The FSB, which coordinates the global regulatory response to the
financial crisis on behalf of the Group of 20 leading advanced and
emerging economies, identified Citigroup Inc. (C), HSBC Holdings
PLC (HBC, 0005.HK), Deutsche Bank AG (DBK.XE, DB) and J.P. Morgan
Chase & Co. (JPM) as the four banks most central to the system,
on the basis of their 2011 data.
It said the banks should be subject to a capital surcharge of
2.5 percentage points over and above the statutory minimums laid
out in the so-called Basel III accords on bank capital. It said 24
other banks on its list should be subjected to smaller surcharges
of between 1% and 2%. Basel III requires banks to hold capital
equivalent to at least 7% of their risk-weighted assets to operate
freely.
The FSB's estimate isn't binding, yet. It will only draw up a
definitive list of "global systemically important financial
institutions," or G-SIFIs, in 2014, and the capital charges will be
phased in between 2016 and the start of 2019, in parallel with
Basel III.
Regulators have attached particular importance to such
"systemically important financial institutions," or SIFIs, their
phrase for the banks that are labeled as "Too Big To Fail." The
extra capital requirements are aimed at reducing the risk of one of
them failing and causing massive worldwide disruption in the manner
of investment bank Lehman Brothers Inc in 2008.
In updating its list, the FSB made only two changes to the
original list it drew up last year, dropping Germany's Commerzbank
AG (CBK.XE) and Franco-Belgian lender Dexia SA (DEXB.BT). Dexia had
collapsed at the end of 2011, requiring the kind of multi-billion
taxpayer-funded rescue that the new surcharges are aimed at
avoiding.
The updated list was part of three separate progress reports
that the FSB prepared for a meeting of G-20 finance ministers and
central bank governors in Mexico City this weekend.
In its reports, the FSB sharply criticized the SIFIs for the
lack of progress made in reducing the risks they pose to the world.
Last year, it had instructed its initial list of G-SIFIs to draw up
by the end of 2012 Recovery and Resolution Plans, also known as
RRPs or "living wills", that would enable supervisors to wind them
down in an orderly fashion if they fail.
By its own carefully-worded standards, it was scathing of the
banks' first drafts, accusing them of being blase about the losses
they could incur, and about the legal difficulties of resolving a
cross-border failure.
The FSB said its reviews, which are still in progress, "have
highlighted a need for greater severity in the hypothetical stress
scenarios and for a more exhaustive analysis with regard to
impediments to the implementation of recovery measures, taking into
account interconnections between group entities and constraints
arising from the legal framework."
It said key supervisory committees will launch a review in 2013
of each SIFI resolution plan to check that it can be practically
put into operation.

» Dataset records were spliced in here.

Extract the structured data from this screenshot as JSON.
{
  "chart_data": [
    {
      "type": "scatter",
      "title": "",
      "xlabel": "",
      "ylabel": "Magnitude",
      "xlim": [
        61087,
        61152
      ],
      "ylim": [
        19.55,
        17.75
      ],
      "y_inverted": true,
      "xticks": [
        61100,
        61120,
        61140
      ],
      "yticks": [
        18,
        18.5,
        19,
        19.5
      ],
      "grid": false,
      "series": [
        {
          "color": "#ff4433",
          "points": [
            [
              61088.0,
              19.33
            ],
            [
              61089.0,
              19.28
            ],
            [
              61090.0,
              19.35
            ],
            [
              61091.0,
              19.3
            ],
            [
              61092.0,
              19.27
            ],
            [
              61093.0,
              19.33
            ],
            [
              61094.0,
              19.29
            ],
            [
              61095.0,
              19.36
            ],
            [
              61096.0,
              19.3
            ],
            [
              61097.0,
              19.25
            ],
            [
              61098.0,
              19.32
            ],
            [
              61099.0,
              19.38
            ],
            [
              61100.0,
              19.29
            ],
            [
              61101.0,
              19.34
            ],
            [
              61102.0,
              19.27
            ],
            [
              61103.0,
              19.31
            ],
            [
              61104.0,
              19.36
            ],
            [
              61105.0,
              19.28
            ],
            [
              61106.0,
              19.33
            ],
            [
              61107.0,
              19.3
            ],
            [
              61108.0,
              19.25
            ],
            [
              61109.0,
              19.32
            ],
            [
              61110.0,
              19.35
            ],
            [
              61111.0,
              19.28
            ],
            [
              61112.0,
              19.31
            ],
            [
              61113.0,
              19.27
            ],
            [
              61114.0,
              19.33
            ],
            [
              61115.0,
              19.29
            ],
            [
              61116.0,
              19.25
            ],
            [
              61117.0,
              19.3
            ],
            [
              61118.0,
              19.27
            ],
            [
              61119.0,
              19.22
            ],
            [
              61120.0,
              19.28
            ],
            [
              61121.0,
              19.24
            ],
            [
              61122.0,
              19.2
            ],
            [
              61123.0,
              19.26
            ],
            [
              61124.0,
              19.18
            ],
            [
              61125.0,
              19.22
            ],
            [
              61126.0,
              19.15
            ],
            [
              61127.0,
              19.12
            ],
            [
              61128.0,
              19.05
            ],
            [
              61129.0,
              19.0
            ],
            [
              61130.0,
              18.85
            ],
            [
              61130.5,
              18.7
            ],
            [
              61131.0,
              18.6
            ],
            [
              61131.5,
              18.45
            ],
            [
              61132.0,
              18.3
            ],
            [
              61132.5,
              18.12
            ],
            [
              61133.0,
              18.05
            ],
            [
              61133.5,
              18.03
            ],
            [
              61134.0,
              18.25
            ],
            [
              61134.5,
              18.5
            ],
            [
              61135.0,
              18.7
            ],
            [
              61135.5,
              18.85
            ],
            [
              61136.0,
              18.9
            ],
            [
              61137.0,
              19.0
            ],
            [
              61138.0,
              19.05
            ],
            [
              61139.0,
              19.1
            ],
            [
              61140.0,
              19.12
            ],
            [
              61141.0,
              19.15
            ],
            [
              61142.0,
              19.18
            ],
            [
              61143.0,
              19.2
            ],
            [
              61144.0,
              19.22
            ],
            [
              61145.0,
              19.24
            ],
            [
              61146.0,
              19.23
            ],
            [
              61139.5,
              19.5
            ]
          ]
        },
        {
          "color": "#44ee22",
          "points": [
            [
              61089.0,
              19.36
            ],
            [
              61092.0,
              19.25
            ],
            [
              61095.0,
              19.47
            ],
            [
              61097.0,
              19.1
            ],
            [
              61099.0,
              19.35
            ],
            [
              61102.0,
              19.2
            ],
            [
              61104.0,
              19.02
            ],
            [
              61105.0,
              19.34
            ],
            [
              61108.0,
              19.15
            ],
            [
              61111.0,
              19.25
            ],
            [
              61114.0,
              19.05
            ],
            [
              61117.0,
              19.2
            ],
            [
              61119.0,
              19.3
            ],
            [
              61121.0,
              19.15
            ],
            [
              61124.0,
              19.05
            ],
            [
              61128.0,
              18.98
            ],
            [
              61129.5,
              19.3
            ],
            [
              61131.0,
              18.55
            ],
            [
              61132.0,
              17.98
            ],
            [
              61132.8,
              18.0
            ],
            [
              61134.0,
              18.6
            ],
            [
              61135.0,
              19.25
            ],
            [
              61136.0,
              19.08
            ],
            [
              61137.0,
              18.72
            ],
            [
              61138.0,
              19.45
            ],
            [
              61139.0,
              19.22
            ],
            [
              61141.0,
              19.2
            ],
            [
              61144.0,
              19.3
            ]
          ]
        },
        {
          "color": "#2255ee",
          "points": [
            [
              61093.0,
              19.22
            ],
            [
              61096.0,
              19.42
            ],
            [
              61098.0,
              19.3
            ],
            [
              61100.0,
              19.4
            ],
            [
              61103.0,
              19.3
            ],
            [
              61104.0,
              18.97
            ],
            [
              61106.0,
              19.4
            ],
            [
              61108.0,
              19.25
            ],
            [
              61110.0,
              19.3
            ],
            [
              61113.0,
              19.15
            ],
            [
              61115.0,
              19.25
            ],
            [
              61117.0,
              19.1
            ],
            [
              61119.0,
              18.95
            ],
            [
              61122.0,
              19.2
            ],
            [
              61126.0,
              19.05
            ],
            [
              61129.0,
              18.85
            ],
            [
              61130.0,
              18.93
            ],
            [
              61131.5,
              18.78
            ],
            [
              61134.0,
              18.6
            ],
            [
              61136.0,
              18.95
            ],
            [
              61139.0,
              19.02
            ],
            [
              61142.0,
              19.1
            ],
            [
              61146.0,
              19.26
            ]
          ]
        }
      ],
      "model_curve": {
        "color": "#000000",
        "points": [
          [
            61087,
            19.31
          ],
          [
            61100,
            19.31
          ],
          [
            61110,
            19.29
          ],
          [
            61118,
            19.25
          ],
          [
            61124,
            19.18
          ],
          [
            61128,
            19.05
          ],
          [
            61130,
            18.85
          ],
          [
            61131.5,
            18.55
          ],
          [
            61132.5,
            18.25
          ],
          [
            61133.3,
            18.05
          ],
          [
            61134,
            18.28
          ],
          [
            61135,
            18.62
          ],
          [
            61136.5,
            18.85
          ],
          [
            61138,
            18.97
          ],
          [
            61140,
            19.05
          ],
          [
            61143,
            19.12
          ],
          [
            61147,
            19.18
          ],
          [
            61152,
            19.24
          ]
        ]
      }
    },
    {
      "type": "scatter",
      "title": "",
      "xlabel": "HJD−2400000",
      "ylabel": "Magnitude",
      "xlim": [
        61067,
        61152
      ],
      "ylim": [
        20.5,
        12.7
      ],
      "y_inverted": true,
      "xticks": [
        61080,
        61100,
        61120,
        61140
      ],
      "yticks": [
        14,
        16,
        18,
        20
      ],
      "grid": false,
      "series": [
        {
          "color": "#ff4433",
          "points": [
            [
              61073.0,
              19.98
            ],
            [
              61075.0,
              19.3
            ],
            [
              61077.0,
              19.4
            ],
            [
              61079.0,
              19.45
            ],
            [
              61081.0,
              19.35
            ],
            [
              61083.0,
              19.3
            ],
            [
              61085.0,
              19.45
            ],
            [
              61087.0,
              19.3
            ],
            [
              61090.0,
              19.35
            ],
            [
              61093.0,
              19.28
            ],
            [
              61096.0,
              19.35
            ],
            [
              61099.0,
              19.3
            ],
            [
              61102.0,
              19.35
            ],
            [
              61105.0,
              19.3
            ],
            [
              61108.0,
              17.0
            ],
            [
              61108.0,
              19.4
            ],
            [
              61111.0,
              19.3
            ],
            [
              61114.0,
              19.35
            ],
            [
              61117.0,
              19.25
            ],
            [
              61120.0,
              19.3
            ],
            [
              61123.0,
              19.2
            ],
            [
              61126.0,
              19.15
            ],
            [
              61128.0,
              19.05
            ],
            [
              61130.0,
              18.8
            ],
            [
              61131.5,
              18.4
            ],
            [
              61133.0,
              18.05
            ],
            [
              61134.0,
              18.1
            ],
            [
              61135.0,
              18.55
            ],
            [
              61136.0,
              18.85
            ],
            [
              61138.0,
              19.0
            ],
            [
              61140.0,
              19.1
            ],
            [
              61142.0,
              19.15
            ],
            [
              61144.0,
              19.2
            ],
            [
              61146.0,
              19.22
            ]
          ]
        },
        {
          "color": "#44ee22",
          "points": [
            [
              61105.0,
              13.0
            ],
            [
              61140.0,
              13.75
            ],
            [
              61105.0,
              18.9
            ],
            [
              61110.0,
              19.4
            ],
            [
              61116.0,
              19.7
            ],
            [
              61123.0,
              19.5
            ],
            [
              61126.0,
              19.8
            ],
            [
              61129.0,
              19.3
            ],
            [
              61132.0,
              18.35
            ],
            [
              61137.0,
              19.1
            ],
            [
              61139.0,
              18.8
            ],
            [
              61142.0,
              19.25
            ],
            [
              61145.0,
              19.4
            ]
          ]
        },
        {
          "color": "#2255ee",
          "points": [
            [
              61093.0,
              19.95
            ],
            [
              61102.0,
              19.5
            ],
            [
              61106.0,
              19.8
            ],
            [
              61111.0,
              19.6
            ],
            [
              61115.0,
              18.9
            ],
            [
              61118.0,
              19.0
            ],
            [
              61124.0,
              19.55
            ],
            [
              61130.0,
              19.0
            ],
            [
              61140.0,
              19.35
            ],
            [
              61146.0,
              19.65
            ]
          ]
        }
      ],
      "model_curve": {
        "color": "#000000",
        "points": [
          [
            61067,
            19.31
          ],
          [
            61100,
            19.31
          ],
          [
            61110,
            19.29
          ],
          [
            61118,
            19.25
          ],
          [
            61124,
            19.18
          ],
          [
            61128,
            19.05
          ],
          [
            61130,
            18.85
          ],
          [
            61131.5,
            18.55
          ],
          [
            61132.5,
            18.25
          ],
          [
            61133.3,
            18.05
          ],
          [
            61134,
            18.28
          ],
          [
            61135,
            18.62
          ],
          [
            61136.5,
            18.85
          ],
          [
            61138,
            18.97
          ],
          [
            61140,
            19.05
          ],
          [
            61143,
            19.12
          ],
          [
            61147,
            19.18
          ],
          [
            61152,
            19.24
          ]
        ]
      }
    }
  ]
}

The FSB's reports appeared to draw heavily on
recent financial incidents such as the disastrous "London Whale"
hedging operation that cost J.P. Morgan over $6 billion, and the
collapse of investment firm MF Global, which was followed by a
storm of allegations that client funds had been misappropriated as
management vainly tried to stave off disaster.
The FSB said that the MF Global case "and other external events"
had underlined the need for "clear, transparent and enforceable
arrangements" to protect client assets, and it voiced concern at
how far authorities are from being able to guarantee this
today.
"Greater understanding is needed of how those objectives can be
achieved in the case of financial firms with significant holdings
of client assets, and particularly where those assets are held in
different jurisdictions," the report said.
In general, the FSB's urged overseers to be more pro-active and
intrusive in their supervision of G-SIFIs, telling them to pay more
attention to banks' succession planning and to the performance
expectations that they set for key management figures.
It also said supervisors should be in more frequent and
intensive contact with SIFIs' boards and more "dynamic" in
assessing the general risk culture within institutions.